Et la volonté est enfin revenue. Alors, tout a changé. Le renouveau de la joie dans un corps rendu à sa robustesse naturelle, l'aisance, la souplesse, l'agilité des mouvements ; le bonheur d'être et d'empoigner la vie à plein coeur, à pleines dents, à plein corps ; l'allégresse au combat, et cette sensation puissante de se sentir, de science certaine, le meilleur, et de le prouver. Oreille ; oreilles ; oreilles et queue... Partout, presque partout le triomphe. Peu importent les toros, ceux de Bilbao et ceux de Valladolid, ceux de Valencia ou ceux de Salamanque.
Sa meilleure faena ? Qui le dira, et qui le sait ? Partout où Camino a coupé deux oreilles, et parfois une seule, chacun est persuadé de lui avoir vu réaliser sa meilleure faena, les comptes rendus de presse le démontrent, et c'est probablement vrai. J'ai vu la perfection à Santander, mais à Valladolid aussi. Etait-ce mieux qu'à Nîmes ? Certainement, non.
A Valladolid, le 18 septembre, lorsqu'il s'est laissé tomber à genoux à l'endroit même du brindis à ce bébé dans les bras de sa jeune maman, il a tiré du Galache quatre passes sans bouger enchaînées sur un redondo debout qui m'ont mis les larmes aux yeux, tant il y avait de grandeur et de beauté dans cet affrontement. Prélude à une faena admirable. Mais ces faenas ne les a-t-il pas, cette année, prodiguées ?

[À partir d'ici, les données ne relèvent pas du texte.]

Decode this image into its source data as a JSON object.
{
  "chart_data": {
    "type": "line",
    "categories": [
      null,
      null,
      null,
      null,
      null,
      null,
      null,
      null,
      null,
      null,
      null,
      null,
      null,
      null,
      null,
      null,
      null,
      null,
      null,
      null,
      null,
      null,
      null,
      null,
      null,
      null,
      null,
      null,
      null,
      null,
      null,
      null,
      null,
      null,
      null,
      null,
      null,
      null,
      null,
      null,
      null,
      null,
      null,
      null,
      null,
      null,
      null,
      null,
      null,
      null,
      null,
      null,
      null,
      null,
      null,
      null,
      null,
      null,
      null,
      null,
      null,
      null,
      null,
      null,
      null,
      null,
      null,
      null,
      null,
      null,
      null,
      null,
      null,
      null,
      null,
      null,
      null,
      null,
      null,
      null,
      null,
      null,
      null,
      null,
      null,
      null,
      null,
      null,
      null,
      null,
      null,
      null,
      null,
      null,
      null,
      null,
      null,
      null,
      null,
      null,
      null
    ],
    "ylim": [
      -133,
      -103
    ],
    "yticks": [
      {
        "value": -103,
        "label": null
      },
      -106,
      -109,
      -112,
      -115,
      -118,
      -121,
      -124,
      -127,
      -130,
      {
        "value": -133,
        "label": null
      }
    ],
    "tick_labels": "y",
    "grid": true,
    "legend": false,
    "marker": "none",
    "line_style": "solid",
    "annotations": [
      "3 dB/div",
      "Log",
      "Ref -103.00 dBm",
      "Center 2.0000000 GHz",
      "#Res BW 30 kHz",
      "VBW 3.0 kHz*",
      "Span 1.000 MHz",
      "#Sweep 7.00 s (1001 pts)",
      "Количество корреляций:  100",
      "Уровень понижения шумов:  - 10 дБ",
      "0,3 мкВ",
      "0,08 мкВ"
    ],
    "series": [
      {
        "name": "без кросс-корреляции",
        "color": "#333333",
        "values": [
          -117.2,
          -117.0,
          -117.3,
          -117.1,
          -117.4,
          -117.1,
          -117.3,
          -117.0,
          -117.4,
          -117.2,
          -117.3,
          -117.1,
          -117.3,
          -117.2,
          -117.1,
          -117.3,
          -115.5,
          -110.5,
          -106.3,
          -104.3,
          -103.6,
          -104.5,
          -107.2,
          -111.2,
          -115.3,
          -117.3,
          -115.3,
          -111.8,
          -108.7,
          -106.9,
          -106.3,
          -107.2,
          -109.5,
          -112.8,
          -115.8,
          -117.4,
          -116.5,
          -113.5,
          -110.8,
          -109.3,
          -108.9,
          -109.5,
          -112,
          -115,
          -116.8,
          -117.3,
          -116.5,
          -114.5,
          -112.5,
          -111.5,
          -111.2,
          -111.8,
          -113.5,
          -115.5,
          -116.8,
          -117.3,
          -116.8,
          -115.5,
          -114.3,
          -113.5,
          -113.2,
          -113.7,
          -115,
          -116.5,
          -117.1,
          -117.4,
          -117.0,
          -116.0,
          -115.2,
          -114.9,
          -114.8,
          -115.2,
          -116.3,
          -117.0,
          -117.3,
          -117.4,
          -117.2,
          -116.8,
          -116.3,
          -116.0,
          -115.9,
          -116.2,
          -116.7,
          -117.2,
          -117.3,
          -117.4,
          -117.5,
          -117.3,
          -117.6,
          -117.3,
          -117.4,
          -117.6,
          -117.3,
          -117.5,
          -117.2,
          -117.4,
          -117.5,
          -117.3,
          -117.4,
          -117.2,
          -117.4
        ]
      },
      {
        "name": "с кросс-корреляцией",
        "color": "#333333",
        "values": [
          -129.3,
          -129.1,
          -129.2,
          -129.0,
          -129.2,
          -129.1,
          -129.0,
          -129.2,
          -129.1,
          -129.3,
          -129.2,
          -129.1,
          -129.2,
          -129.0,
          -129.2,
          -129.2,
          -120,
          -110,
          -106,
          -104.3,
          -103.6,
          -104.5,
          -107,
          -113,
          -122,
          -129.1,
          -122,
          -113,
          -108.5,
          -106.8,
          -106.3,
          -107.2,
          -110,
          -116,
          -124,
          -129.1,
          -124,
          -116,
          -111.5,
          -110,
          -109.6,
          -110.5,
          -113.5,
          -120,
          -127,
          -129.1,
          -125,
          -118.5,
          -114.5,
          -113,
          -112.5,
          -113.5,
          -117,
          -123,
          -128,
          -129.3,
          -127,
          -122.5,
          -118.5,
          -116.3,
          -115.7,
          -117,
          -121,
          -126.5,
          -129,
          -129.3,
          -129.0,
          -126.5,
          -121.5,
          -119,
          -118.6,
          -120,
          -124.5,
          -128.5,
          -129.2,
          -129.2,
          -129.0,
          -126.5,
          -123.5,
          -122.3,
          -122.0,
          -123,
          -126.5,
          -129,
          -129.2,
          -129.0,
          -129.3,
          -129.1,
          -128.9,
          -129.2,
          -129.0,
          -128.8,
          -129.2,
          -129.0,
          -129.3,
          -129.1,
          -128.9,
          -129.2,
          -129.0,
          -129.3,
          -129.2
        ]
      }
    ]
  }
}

Il y a plus. La maîtrise de Camino l'a porté bien au-delà du toreo conventionnel de notre époque, toreo qui ne s'écarte guère, en règle générale, de la banalité. Si j'ose dire, à la période d'application a succédé la période de mutation, celle de son toreo à lui. A l'heure présente, il est impossible de confondre le style de Paco Camino avec un autre, quel qu'il soit. Dans l'exécution de passes, à des moments identiques, il y a le je ne sais quoi qui porte sa marque. Je ne crois pas forcer la vérité en écrivant que le jeune maître a eu le mérite de repenser son toreo et de le remodeler à la mesure de son intelligence et de ses surprenantes facultés. Il me semble, d'ailleurs, qu'il s'agit moins d'invention que d'adaptation. Ainsi des fameuses «trois chicuelinas», prodige de maîtrise, de finesse, de précision, d'élégance, d'art enfin, suffisantes à elles seules pour subjuguer toute une plaza. Si l'on décompose puis reconstitue par la pensée les trois temps de leur exécution, sans en omettre surtout l'imperceptible instant d'arrêt qui marque le centre de la suerte, on a la démonstration d'une virtuosité technique éblouissante et telle que personne auparavant, même pas Chicuelo lui-même, n'avait à ce point conféré à cette fioriture aujourd'hui devenue banale le caractère d'un chef-d'oeuvre sans précédent.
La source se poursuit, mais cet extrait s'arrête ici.